Oh shit! My cigarette has been burning this whole time… I toke again. With smoke in my eyes, I squint like a man who’s seen it all as I watch the world I know change before my very eyes. The world has not yet heard me wail; neither have my mum or the neighbours next door. The cycle continues. Will I eventually give up? Will I work towards my dreams? Will I find love? Of course not. Stay tuned for the next episode tho. It’s gonna be a whammy. Probably won’t even cry. Just straight down to Rock Bottom. As I finish wailing and smoking, the clouds de-pink-ify before me. Sunrise overdrive is now over. The cotton candy clouds are now retarded marshmellows. The dead autumn leaves are now visible. The squirrels climb the trees to see the world as it is. I already have. The Hybrids and Corsas below seem to be moving as if they were possessed. The cranes in the sky stand firm, red at the tips, ready for the day. The greys, blues and browns of the city take shape and take their place within the land’s cityscape. The window lights turn on. Oh no. I see trains, I see lights, I hear iPhone alarms.
The people are awaking.
The solitude I thought I was enjoying has been taken away from me by the cold dead hands of time. Instead of giving me what I want, it’s given me what I need: Living people. I’m not a fan but medicine is medicine… I’ve learnt now, even as a man who’s seen it all: I can’t change, but the day of the calendar can.
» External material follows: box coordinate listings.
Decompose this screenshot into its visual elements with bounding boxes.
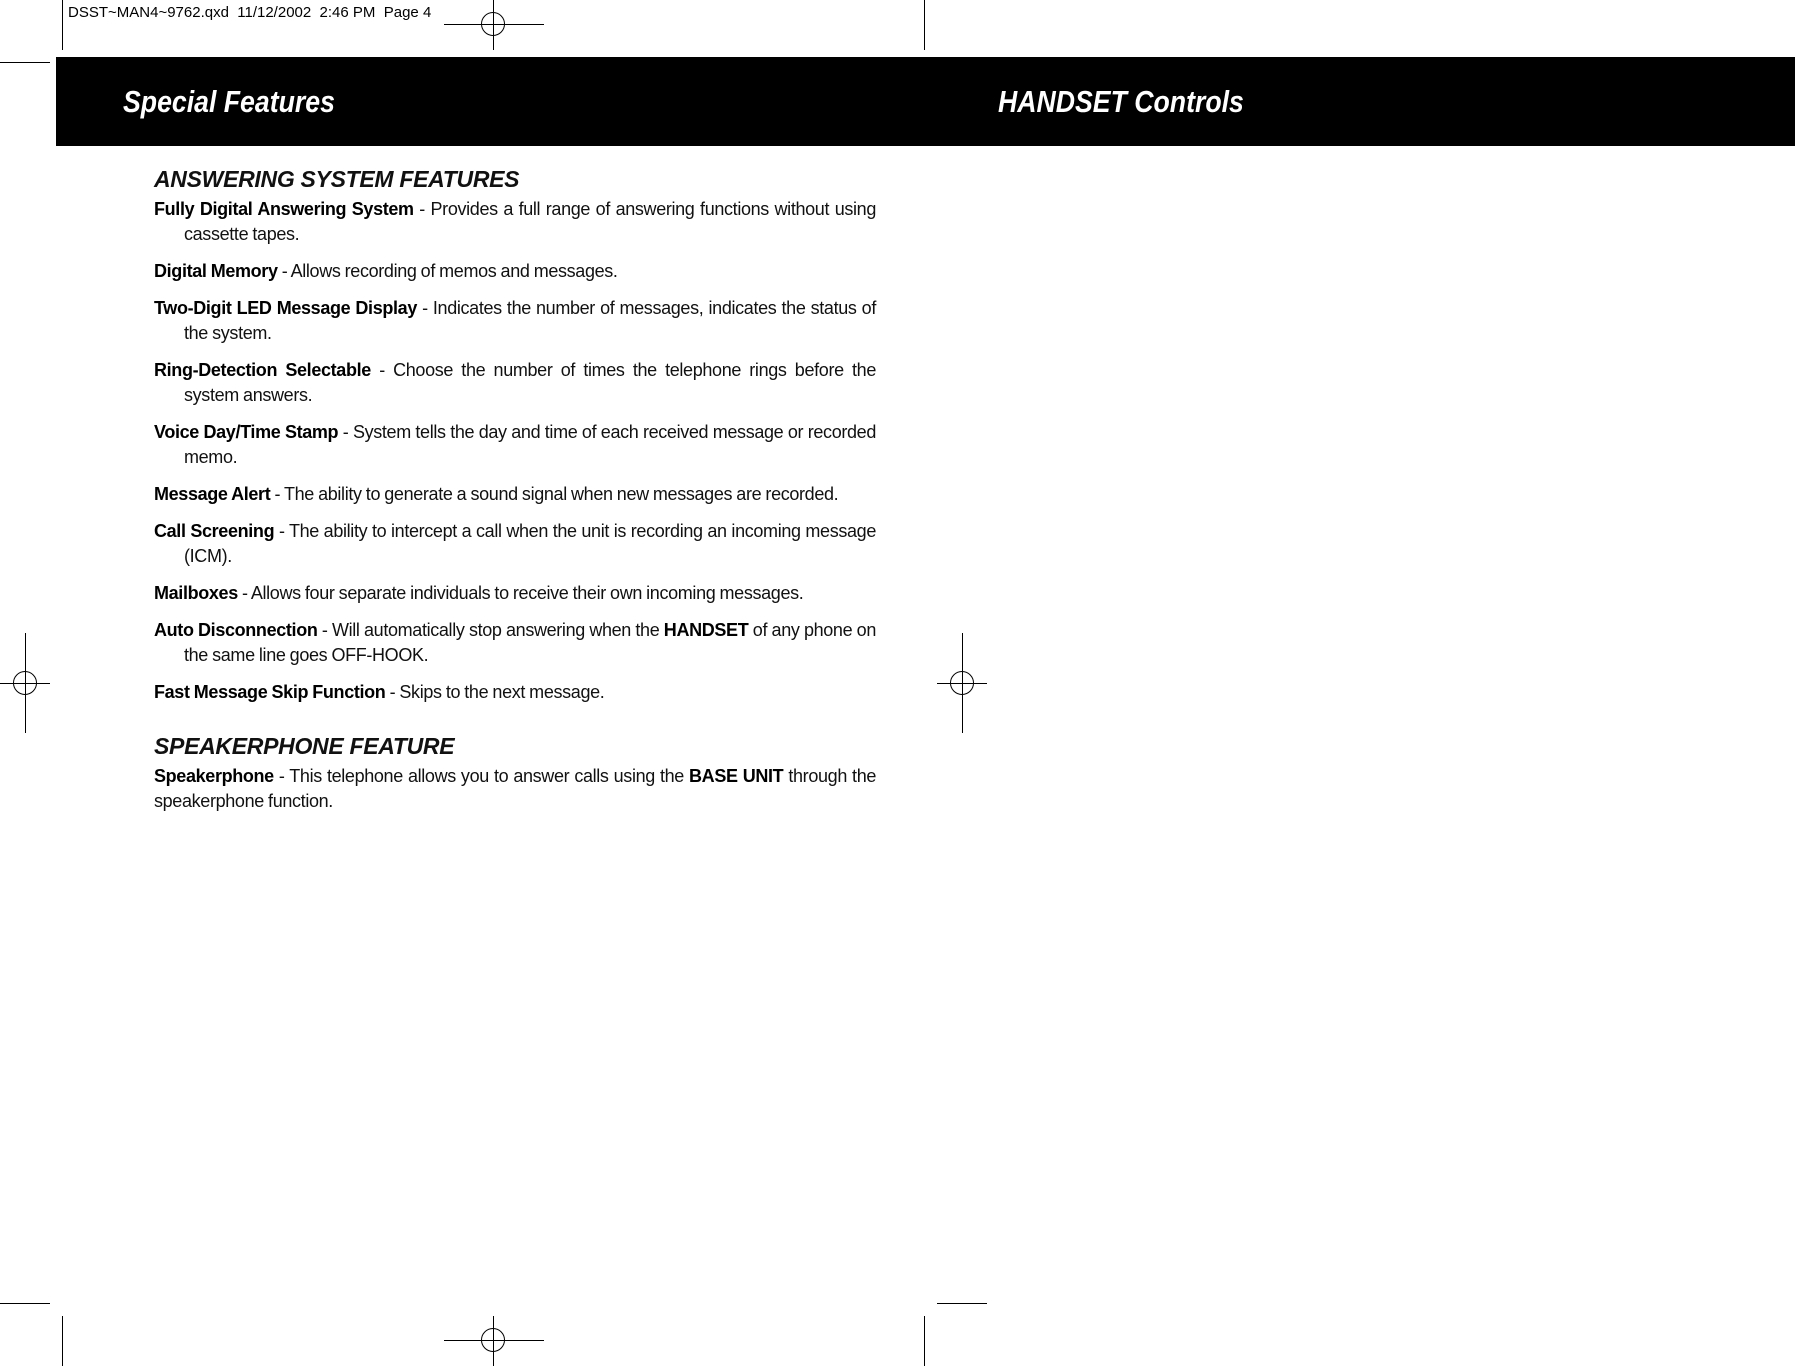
crop-mark-bottom-left-vertical [62,1316,63,1366]
feature-term: Ring-Detection Selectable [154,360,371,380]
registration-circle-top [481,12,505,36]
crop-mark-bottom-center-vertical [924,1316,925,1366]
feature-item [154,259,876,284]
crop-mark-bottom-left-horizontal [0,1303,50,1304]
feature-term: Speakerphone [154,766,274,786]
feature-item [154,358,876,408]
feature-item [154,420,876,470]
feature-term: Fast Message Skip Function [154,682,386,702]
feature-item [154,581,876,606]
registration-circle-center [950,671,974,695]
crop-mark-top-center-vertical [924,0,925,50]
feature-term: Voice Day/Time Stamp [154,422,339,442]
feature-description: through the speakerphone function. [154,766,877,811]
crop-mark-top-left-vertical [62,0,63,50]
feature-item [154,680,876,705]
feature-term: Fully Digital Answering System [154,199,414,219]
crop-mark-top-left-horizontal [0,62,50,63]
special-features-content [154,166,876,826]
answering-system-heading: ANSWERING SYSTEM FEATURES [154,166,520,192]
left-page-title: Special Features [123,84,335,119]
feature-description: of any phone on the same line goes OFF-HOOK. [184,620,876,665]
feature-item [154,482,876,507]
feature-description: - System tells the day and time of each received message or recorded memo. [184,422,876,467]
feature-description: - This telephone allows you to answer calls using the [273,766,690,786]
feature-description: - The ability to intercept a call when the unit is recording an incoming message (ICM). [184,521,876,566]
feature-term: Auto Disconnection [154,620,318,640]
feature-description: - Will automatically stop answering when the [317,620,664,640]
file-slug: DSST~MAN4~9762.qxd 11/12/2002 2:46 PM Page 4 [68,4,432,21]
feature-description: - Allows recording of memos and messages. [277,261,618,281]
right-page-title: HANDSET Controls [998,84,1244,119]
feature-term: Two-Digit LED Message Display [154,298,417,318]
feature-term: Message Alert [154,484,271,504]
feature-item [154,296,876,346]
speakerphone-heading: SPEAKERPHONE FEATURE [154,733,455,759]
feature-description: - Skips to the next message. [385,682,605,702]
feature-description: - Provides a full range of answering functions without using cassette tapes. [184,199,876,244]
feature-term: Call Screening [154,521,275,541]
feature-emphasis: BASE UNIT [689,766,784,786]
registration-circle-bottom [481,1328,505,1352]
feature-item [154,197,876,247]
feature-term: Digital Memory [154,261,278,281]
crop-mark-bottom-center-horizontal [937,1303,987,1304]
feature-item [154,519,876,569]
speakerphone-item [154,764,876,814]
feature-item [154,618,876,668]
feature-description: - The ability to generate a sound signal when new messages are recorded. [270,484,839,504]
registration-circle-left [13,671,37,695]
feature-term: Mailboxes [154,583,238,603]
feature-description: - Indicates the number of messages, indicates the status of the system. [184,298,876,343]
feature-description: - Allows four separate individuals to receive their own incoming messages. [237,583,804,603]
feature-emphasis: HANDSET [663,620,749,640]
feature-description: - Choose the number of times the telephone rings before the system answers. [184,360,876,405]
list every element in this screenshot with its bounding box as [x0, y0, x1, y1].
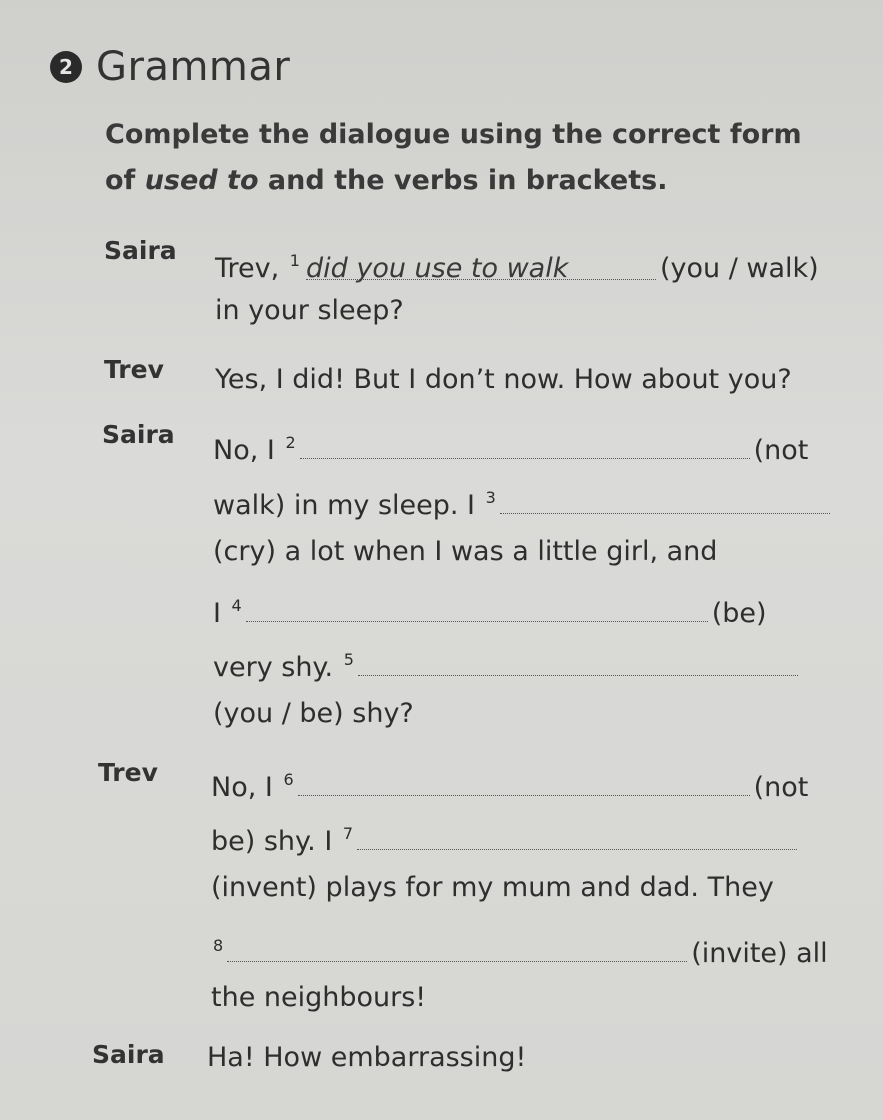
- dialogue-line: [213, 642, 802, 686]
- verb-prompt: (be): [711, 598, 767, 629]
- instruction-text: of: [105, 165, 145, 196]
- line-text: be) shy. I: [211, 826, 341, 857]
- dialogue-line: Ha! How embarrassing!: [207, 1042, 527, 1073]
- verb-prompt: (invite) all: [691, 938, 828, 969]
- line-text: very shy.: [213, 652, 342, 683]
- answer-blank-8[interactable]: [227, 933, 687, 962]
- exercise-number-badge: 2: [50, 51, 82, 83]
- instruction-line-1: Complete the dialogue using the correct form: [105, 119, 802, 150]
- verb-prompt: (not: [753, 435, 809, 466]
- line-text: I: [213, 598, 230, 629]
- dialogue-line: in your sleep?: [215, 295, 404, 326]
- line-text: No, I: [213, 435, 284, 466]
- instruction-line-2: [105, 158, 845, 204]
- blank-number: 4: [231, 596, 242, 615]
- dialogue-line: the neighbours!: [211, 982, 427, 1013]
- answer-blank-5[interactable]: [358, 647, 798, 676]
- blank-number: 6: [283, 770, 294, 789]
- answer-blank-2[interactable]: [300, 430, 750, 459]
- answer-blank-4[interactable]: [246, 593, 708, 622]
- answer-blank-1[interactable]: [305, 251, 656, 284]
- dialogue-line: [215, 243, 819, 287]
- dialogue-line: (cry) a lot when I was a little girl, and: [213, 536, 718, 567]
- line-text: No, I: [211, 772, 282, 803]
- dialogue-line: [213, 480, 834, 524]
- blank-number: 7: [342, 824, 354, 843]
- filled-answer: did you use to walk: [305, 253, 569, 284]
- dialogue-line: [213, 425, 808, 469]
- blank-number: 2: [285, 433, 296, 452]
- dialogue-line: (invent) plays for my mum and dad. They: [211, 872, 774, 903]
- instruction-italic-term: used to: [144, 165, 259, 196]
- instruction-text: and the verbs in brackets.: [258, 165, 668, 196]
- dialogue-line: [213, 588, 767, 632]
- verb-prompt: (you / walk): [659, 253, 819, 284]
- speaker-saira: Saira: [104, 236, 177, 265]
- speaker-saira: Saira: [92, 1040, 165, 1069]
- dialogue-line: [211, 928, 828, 972]
- blank-number: 5: [343, 650, 354, 669]
- dialogue-line: [211, 762, 808, 806]
- instructions: [105, 112, 845, 204]
- exercise-heading: [50, 44, 290, 90]
- answer-blank-3[interactable]: [500, 485, 830, 514]
- speaker-saira: Saira: [102, 420, 175, 449]
- blank-number: 3: [485, 488, 496, 507]
- dialogue-line: Yes, I did! But I don’t now. How about you?: [215, 364, 792, 395]
- speaker-trev: Trev: [104, 355, 164, 384]
- line-text: walk) in my sleep. I: [213, 490, 484, 521]
- line-text: Trev,: [215, 253, 288, 284]
- exercise-title: Grammar: [96, 44, 291, 90]
- answer-blank-6[interactable]: [298, 767, 750, 796]
- blank-number: 8: [213, 936, 224, 955]
- answer-blank-7[interactable]: [357, 821, 797, 850]
- dialogue-line: (you / be) shy?: [213, 698, 414, 729]
- blank-number: 1: [289, 251, 300, 270]
- speaker-trev: Trev: [98, 758, 158, 787]
- verb-prompt: (not: [753, 772, 809, 803]
- dialogue-line: [211, 816, 801, 860]
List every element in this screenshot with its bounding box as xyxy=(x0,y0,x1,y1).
Today is here. The party is over. The birds sing their final song on the BT telephone lines. They dance once more. The butterflies flutter and twirl through the emerging pollen like fighter jets. Ponds ripple as the wind dies down to only a kiss, reaching outwards towards the land that hugs it. My city shows me her true colours as I did from behind the concrete slab of my balcony. I have the graphic tee to prove it. The squirrels recluse as the houseflies come out to play.